Synthesis, Structure, Photoluminescence and Photoreactivity of 2,3‐Diphenyl‐4‐neopentyl‐1‐silacyclobut‐2‐enes

A series of six 2,3‐diphenyl‐4‐neopentyl‐1‐silacyclobut‐2‐enes with different 1,1‐substituents has been prepared and characterized by single‐crystal X‐ray crystallography. These compounds possess a cis ‐stilbene‐like chromophore involving also the four‐membered ring, and exhibit a photophysical behavior similar to that of previously reported 1,2‐diphenyl‐cycloalkenes. This chromophore system is confirmed by a theoretical investigation of the electronic structure and excitation spectra. The absorption and photoluminescence of selected derivatives were studied in solution, as solid powder samples, and in doped‐polymer thin films. In well‐dissolved solution, the silacyclobutenes show only very weak fluorescence emission (quantum yield ∼0.1 %), due to competition with photochemical and non‐radiative photophysical relaxation. When the solubility is degraded in a poor (aqueous) solvent, the formation of nanoscale aggregates leads to a significant enhancement factor in the emission intensity, due to the suppression of the photoreactivity in the more rigid molecular environment, although the quantum yield still remains below a few percent.

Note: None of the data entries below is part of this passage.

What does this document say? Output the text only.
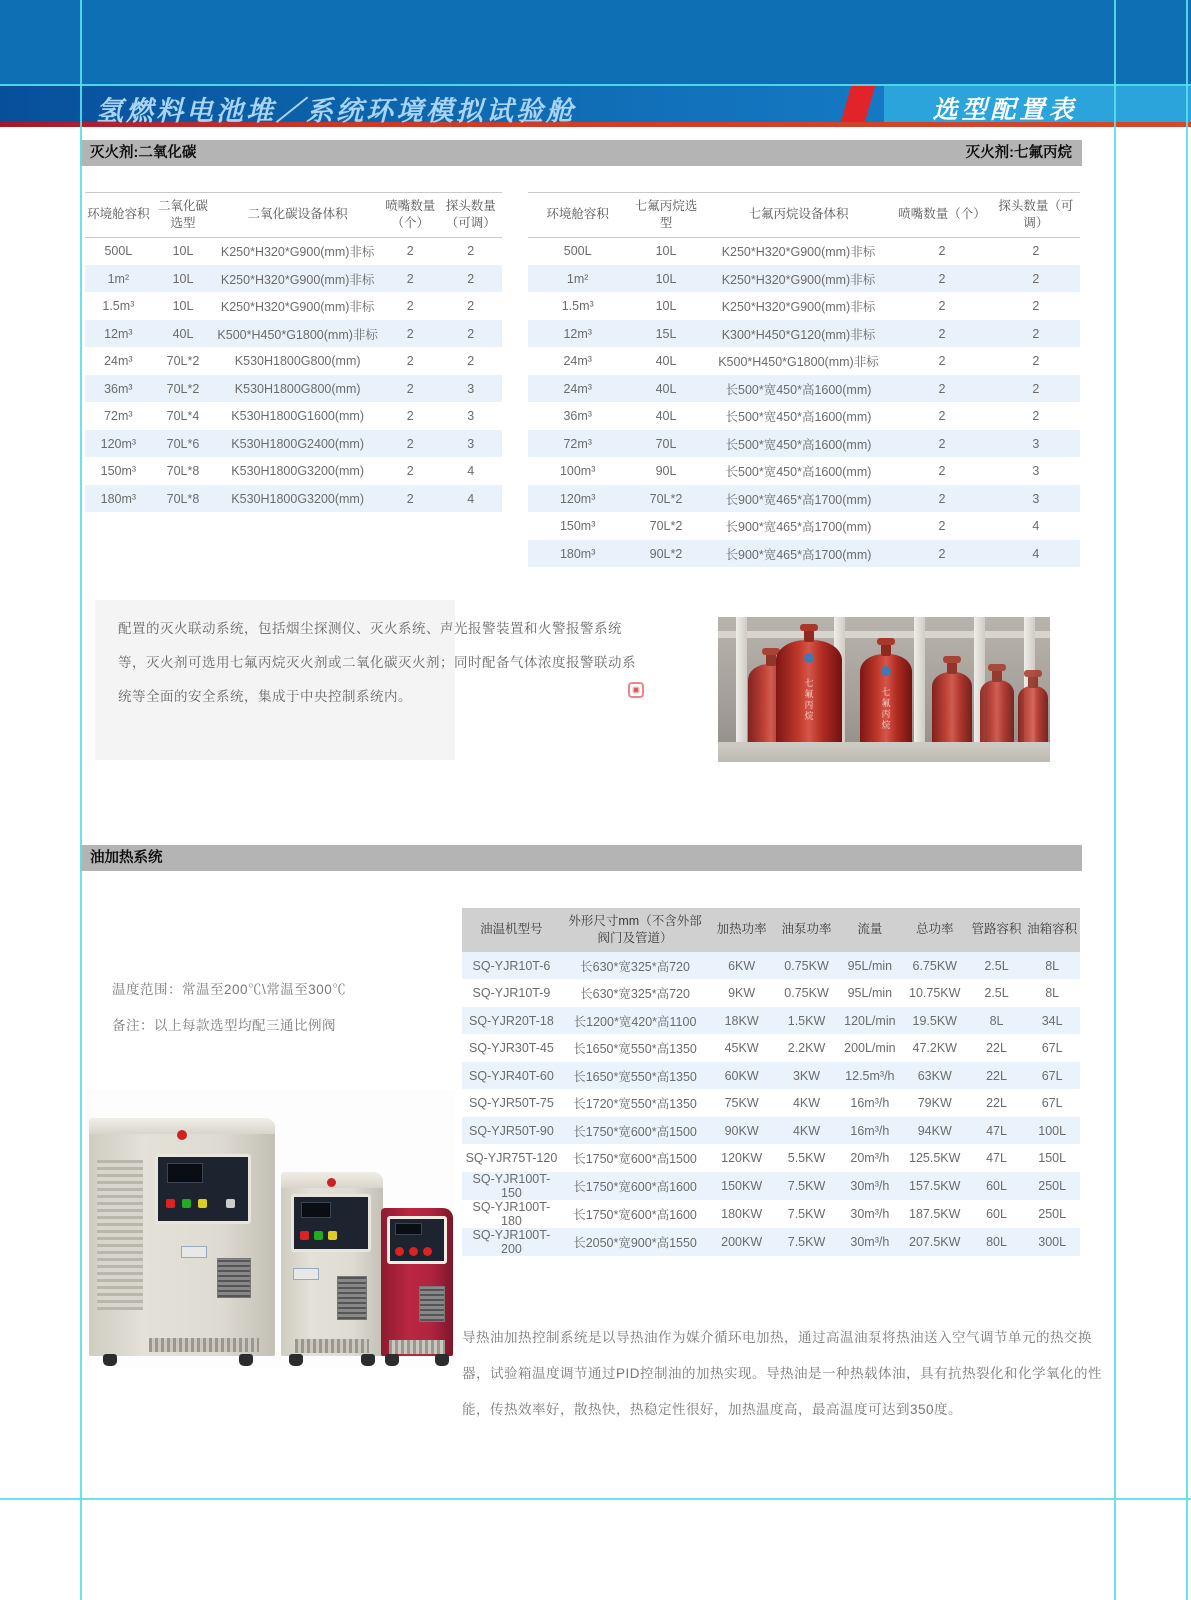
氢燃料电池堆／系统环境模拟试验舱	选型配置表
灭火剂:二氧化碳	灭火剂:七氟丙烷
环境舱容积	二氧化碳选型	二氧化碳设备体积	喷嘴数量（个）	探头数量（可调）
500L	10L	K250*H320*G900(mm)非标	2	2
1m²	10L	K250*H320*G900(mm)非标	2	2
1.5m³	10L	K250*H320*G900(mm)非标	2	2
12m³	40L	K500*H450*G1800(mm)非标	2	2
24m³	70L*2	K530H1800G800(mm)	2	2
36m³	70L*2	K530H1800G800(mm)	2	3
72m³	70L*4	K530H1800G1600(mm)	2	3
120m³	70L*6	K530H1800G2400(mm)	2	3
150m³	70L*8	K530H1800G3200(mm)	2	4
180m³	70L*8	K530H1800G3200(mm)	2	4
环境舱容积	七氟丙烷选型	七氟丙烷设备体积	喷嘴数量（个）	探头数量（可调）
500L	10L	K250*H320*G900(mm)非标	2	2
1m²	10L	K250*H320*G900(mm)非标	2	2
1.5m³	10L	K250*H320*G900(mm)非标	2	2
12m³	15L	K300*H450*G120(mm)非标	2	2
24m³	40L	K500*H450*G1800(mm)非标	2	2
24m³	40L	长500*宽450*高1600(mm)	2	2
36m³	40L	长500*宽450*高1600(mm)	2	2
72m³	70L	长500*宽450*高1600(mm)	2	3
100m³	90L	长500*宽450*高1600(mm)	2	3
120m³	70L*2	长900*宽465*高1700(mm)	2	3
150m³	70L*2	长900*宽465*高1700(mm)	2	4
180m³	90L*2	长900*宽465*高1700(mm)	2	4
配置的灭火联动系统，包括烟尘探测仪、灭火系统、声光报警装置和火警报警系统等，灭火剂可选用七氟丙烷灭火剂或二氧化碳灭火剂；同时配备气体浓度报警联动系统等全面的安全系统，集成于中央控制系统内。	七氟丙烷	七氟丙烷
油加热系统
温度范围：常温至200℃\常温至300℃
备注：以上每款选型均配三通比例阀
油温机型号	外形尺寸mm（不含外部阀门及管道）	加热功率	油泵功率	流量	总功率	管路容积	油箱容积
SQ-YJR10T-6	长630*宽325*高720	6KW	0.75KW	95L/min	6.75KW	2.5L	8L
SQ-YJR10T-9	长630*宽325*高720	9KW	0.75KW	95L/min	10.75KW	2.5L	8L
SQ-YJR20T-18	长1200*宽420*高1100	18KW	1.5KW	120L/min	19.5KW	8L	34L
SQ-YJR30T-45	长1650*宽550*高1350	45KW	2.2KW	200L/min	47.2KW	22L	67L
SQ-YJR40T-60	长1650*宽550*高1350	60KW	3KW	12.5m³/h	63KW	22L	67L
SQ-YJR50T-75	长1720*宽550*高1350	75KW	4KW	16m³/h	79KW	22L	67L
SQ-YJR50T-90	长1750*宽600*高1500	90KW	4KW	16m³/h	94KW	47L	100L
SQ-YJR75T-120	长1750*宽600*高1500	120KW	5.5KW	20m³/h	125.5KW	47L	150L
SQ-YJR100T-150	长1750*宽600*高1600	150KW	7.5KW	30m³/h	157.5KW	60L	250L
SQ-YJR100T-180	长1750*宽600*高1600	180KW	7.5KW	30m³/h	187.5KW	60L	250L
SQ-YJR100T-200	长2050*宽900*高1550	200KW	7.5KW	30m³/h	207.5KW	80L	300L
导热油加热控制系统是以导热油作为媒介循环电加热，通过高温油泵将热油送入空气调节单元的热交换器，试验箱温度调节通过PID控制油的加热实现。导热油是一种热载体油，具有抗热裂化和化学氧化的性能，传热效率好，散热快，热稳定性很好，加热温度高，最高温度可达到350度。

In the solid‐state, however, photoreactivity is completely suppressed leading to fluorescence quantum efficiencies of 8–23 % depending on the 1,1‐substituents, which demonstrates these compounds’ potential as chromophores for condensed‐phase luminescence applications. Two dominant competing photochemical reactions have been identified in solution (for excitation in the lowest‐energy absorption band, >260 nm), which are analogous to related (sila‐)cyclobutenes and stilbenoids. The first involves ring‐opening due to cleavage of the 1,4‐SiC bond to form metastable silabutadienes, which was confirmed by isolating the stereospecifically formed allylsilane which results from a secondary reaction with trapping agents such as methanol or water. The second photochemical reaction involves ring closure of the 2,3‐diphenyl substructure to form a dihydrophenanthrene analogue, which was confirmed by isolating the phenanthrene derivative that results following subsequent hydrogen abstraction in the presence of oxygen. Measurements of the silacyclobutenes in doped‐polymer thin films reveal a spectroscopic behavior ranging from that in solution to the nano‐aggregate case as the silacyclobutene dopant concentration is increased.